Badai Gak Pernah Mau Lewati Garis Khatulistiwa, Ternyata Ini Alasan Ilmiah di Baliknya!Siklon topis yang menyebabkan kerusakan parah di Florida pada tahun 2022. (NASA/Lauren Dauphin)

INDOZONE.ID - Kita semua pasti sudah tahu kalau hantaman hurikan, siklon, maupun topan secara berkala selalu menerjang wilayah-wilayah tropis di planet kita. Angin ribut super kencang ini selalu sukses menyisakan kerusakan parah di mana pun pusaran anginnya mendarat.

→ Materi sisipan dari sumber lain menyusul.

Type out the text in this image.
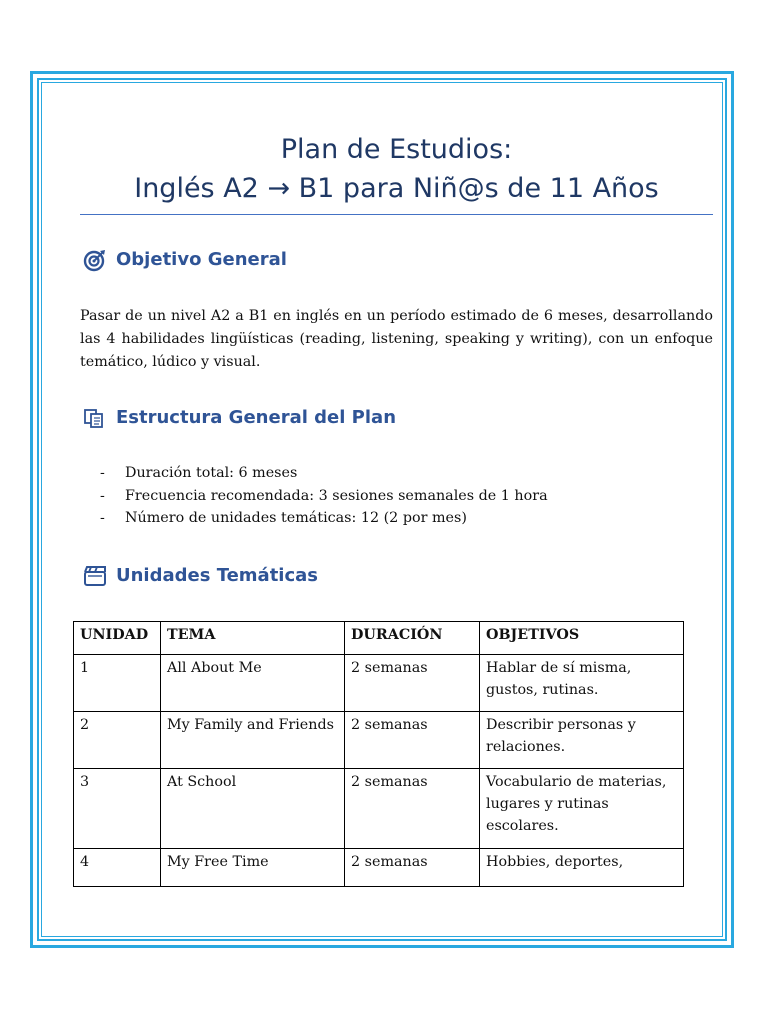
Plan de Estudios:
Inglés A2 → B1 para Niñ@s de 11 Años
Objetivo General
Pasar de un nivel A2 a B1 en inglés en un período estimado de 6 meses, desarrollando las 4 habilidades lingüísticas (reading, listening, speaking y writing), con un enfoque temático, lúdico y visual.
Estructura General del Plan
-	Duración total: 6 meses
-	Frecuencia recomendada: 3 sesiones semanales de 1 hora
-	Número de unidades temáticas: 12 (2 por mes)
Unidades Temáticas
UNIDAD	TEMA	DURACIÓN	OBJETIVOS
1	All About Me	2 semanas	Hablar de sí misma, gustos, rutinas.
2	My Family and Friends	2 semanas	Describir personas y relaciones.
3	At School	2 semanas	Vocabulario de materias, lugares y rutinas escolares.
4	My Free Time	2 semanas	Hobbies, deportes,
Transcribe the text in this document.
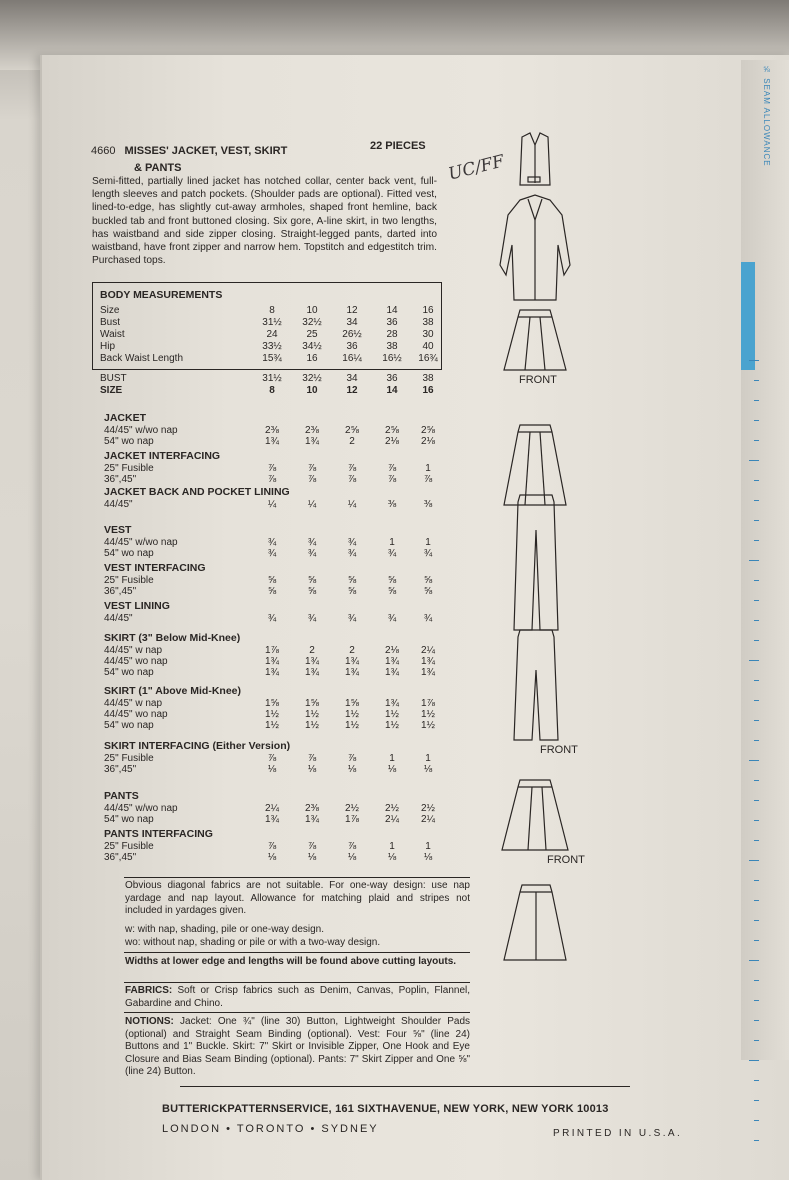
⅝ SEAM ALLOWANCE
4660 MISSES' JACKET, VEST, SKIRT
& PANTS
22 PIECES
Semi-fitted, partially lined jacket has notched collar, center back vent, full-length sleeves and patch pockets. (Shoulder pads are optional). Fitted vest, lined-to-edge, has slightly cut-away armholes, shaped front hemline, back buckled tab and front buttoned closing. Six gore, A-line skirt, in two lengths, has waistband and side zipper closing. Straight-legged pants, darted into waistband, have front zipper and narrow hem. Topstitch and edgestitch trim. Purchased tops.
UC/FF
BODY MEASUREMENTS
Size	8	10	12	14	16
Bust	31½	32½	34	36	38
Waist	24	25	26½	28	30
Hip	33½	34½	36	38	40
Back Waist Length	15¾	16	16¼	16½	16¾
BUST	31½	32½	34	36	38
SIZE	8	10	12	14	16
JACKET
44/45" w/wo nap	2⅜	2⅜	2⅝	2⅝	2⅝
54" wo nap	1¾	1¾	2	2⅛	2⅛
JACKET INTERFACING
25" Fusible	⅞	⅞	⅞	⅞	1
36",45"	⅞	⅞	⅞	⅞	⅞
JACKET BACK AND POCKET LINING
44/45"	¼	¼	¼	⅜	⅜
VEST
44/45" w/wo nap	¾	¾	¾	1	1
54" wo nap	¾	¾	¾	¾	¾
VEST INTERFACING
25" Fusible	⅝	⅝	⅝	⅝	⅝
36",45"	⅝	⅝	⅝	⅝	⅝
VEST LINING
44/45"	¾	¾	¾	¾	¾
SKIRT (3" Below Mid-Knee)
44/45" w nap	1⅞	2	2	2⅛	2¼
44/45" wo nap	1¾	1¾	1¾	1¾	1¾
54" wo nap	1¾	1¾	1¾	1¾	1¾
SKIRT (1" Above Mid-Knee)
44/45" w nap	1⅝	1⅝	1⅝	1¾	1⅞
44/45" wo nap	1½	1½	1½	1½	1½
54" wo nap	1½	1½	1½	1½	1½
SKIRT INTERFACING (Either Version)
25" Fusible	⅞	⅞	⅞	1	1
36",45"	⅛	⅛	⅛	⅛	⅛
PANTS
44/45" w/wo nap	2¼	2⅜	2½	2½	2½
54" wo nap	1¾	1¾	1⅞	2¼	2¼
PANTS INTERFACING
25" Fusible	⅞	⅞	⅞	1	1
36",45"	⅛	⅛	⅛	⅛	⅛
Obvious diagonal fabrics are not suitable. For one-way design: use nap yardage and nap layout. Allowance for matching plaid and stripes not included in yardages given.
w: with nap, shading, pile or one-way design.
wo: without nap, shading or pile or with a two-way design.
Widths at lower edge and lengths will be found above cutting layouts.
FABRICS: Soft or Crisp fabrics such as Denim, Canvas, Poplin, Flannel, Gabardine and Chino.
NOTIONS: Jacket: One ¾" (line 30) Button, Lightweight Shoulder Pads (optional) and Straight Seam Binding (optional). Vest: Four ⅝" (line 24) Buttons and 1" Buckle. Skirt: 7" Skirt or Invisible Zipper, One Hook and Eye Closure and Bias Seam Binding (optional). Pants: 7" Skirt Zipper and One ⅝" (line 24) Button.
BUTTERICKPATTERNSERVICE, 161 SIXTHAVENUE, NEW YORK, NEW YORK 10013
LONDON • TORONTO • SYDNEY	PRINTED IN U.S.A.
FRONT
FRONT
FRONT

Namun, ada satu fenomena yang unik banget. Baik hurikan, siklon, maupun topan terpantau jarang banget mendekati garis khatulistiwa. Bahkan yang lebih bikin melongo, badai-badai raksasa tersebut ternyata tidak akan pernah bisa melintasi garis khatulistiwa. Kok bisa, ya?

Sebelum masuk ke alasan ilmiahnya, kita samakan persepsi dulu. Sebenarnya hurikan, siklon, dan topan itu adalah fenomena alam yang sama persis. Bedanya cuma pada lokasi kejadiannya saja: disebut hurikan di Atlantik Utara dan Pasifik Timur Laut, dinamai topan di Pasifik Barat, dan dijuluki siklon di Samudra Hindia. Biar lebih simpel, kita sebut saja semuanya sebagai "badai".

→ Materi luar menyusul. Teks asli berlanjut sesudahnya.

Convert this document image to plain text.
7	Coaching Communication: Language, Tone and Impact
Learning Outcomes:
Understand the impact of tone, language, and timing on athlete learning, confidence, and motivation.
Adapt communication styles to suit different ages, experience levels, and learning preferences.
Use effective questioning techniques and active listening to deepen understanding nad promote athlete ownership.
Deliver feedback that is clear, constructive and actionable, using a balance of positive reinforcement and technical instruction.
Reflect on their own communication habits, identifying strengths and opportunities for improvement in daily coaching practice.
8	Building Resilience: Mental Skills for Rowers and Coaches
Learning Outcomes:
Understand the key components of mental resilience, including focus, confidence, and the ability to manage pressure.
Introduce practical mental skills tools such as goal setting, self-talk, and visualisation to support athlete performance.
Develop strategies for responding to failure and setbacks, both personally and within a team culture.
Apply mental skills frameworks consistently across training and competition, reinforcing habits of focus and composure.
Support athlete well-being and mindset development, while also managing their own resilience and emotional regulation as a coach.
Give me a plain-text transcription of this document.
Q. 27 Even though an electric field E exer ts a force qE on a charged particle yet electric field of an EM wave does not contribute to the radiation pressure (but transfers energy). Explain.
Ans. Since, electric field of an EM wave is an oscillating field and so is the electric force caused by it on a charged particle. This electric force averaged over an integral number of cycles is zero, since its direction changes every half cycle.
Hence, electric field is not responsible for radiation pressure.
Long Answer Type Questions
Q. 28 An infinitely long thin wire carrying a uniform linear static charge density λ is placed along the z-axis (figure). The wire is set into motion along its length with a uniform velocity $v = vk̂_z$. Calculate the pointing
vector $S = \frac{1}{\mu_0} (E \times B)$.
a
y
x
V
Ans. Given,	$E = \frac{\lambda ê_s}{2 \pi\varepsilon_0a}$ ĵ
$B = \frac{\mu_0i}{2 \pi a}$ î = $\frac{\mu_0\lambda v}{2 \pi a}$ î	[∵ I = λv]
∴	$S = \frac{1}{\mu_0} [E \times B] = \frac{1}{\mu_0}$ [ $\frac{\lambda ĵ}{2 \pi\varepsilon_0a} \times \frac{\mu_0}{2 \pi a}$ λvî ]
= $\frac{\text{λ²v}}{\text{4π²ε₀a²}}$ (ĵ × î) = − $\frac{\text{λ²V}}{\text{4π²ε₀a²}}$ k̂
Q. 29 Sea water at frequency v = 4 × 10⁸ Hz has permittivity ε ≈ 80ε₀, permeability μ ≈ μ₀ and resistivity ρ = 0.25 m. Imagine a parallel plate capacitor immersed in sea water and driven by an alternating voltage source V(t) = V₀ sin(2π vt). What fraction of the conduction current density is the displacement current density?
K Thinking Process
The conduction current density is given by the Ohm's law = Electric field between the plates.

Baca juga: Geger Penampakan Garis Laser Hijau Melintasi Langit Malam Hawaii, Fenomena Apa?

Bagaimana Badai Raksasa Terbentuk?

Secara teknis, badai bekerja mirip seperti mesin turbin berputar raksasa yang bahan bakarnya adalah udara hangat dan lembap. Makanya, badai cuma bisa lahir di perairan laut tropis yang suhu air permukaannya berada di atas 26°C.

Udara di atas permukaan laut yang memanas bakal naik ke atas secara cepat. Begitu sampai di atas, udara ini mendingin dan membentuk gumpalan awan badai petir. Nah, ruang kosong yang ditinggalkan oleh udara yang naik tadi otomatis menciptakan area tekanan rendah di bawahnya. Kondisi ini memicu udara dari sekitarnya berebut masuk dengan sangat cepat.

Dibantu dengan dorongan angin lokal, kombinasi ini memicu pusaran badai. Lama-kelamaan, awan yang terus menumpuk di atas bakal menumpahkan hujan sekaligus membuang energi panas kembali ke permukaan laut, yang justru menjadi bahan bakar tambahan agar badai di bawahnya makin menggila.

Efek Coriolis: 'Pagar Gaib' di Pusat Bumi

Badai Gak Pernah Mau Lewati Garis Khatulistiwa, Ternyata Ini Alasan Ilmiah di Baliknya!Garis Khatulistiwa. (Cburnett/wikimedia Commons)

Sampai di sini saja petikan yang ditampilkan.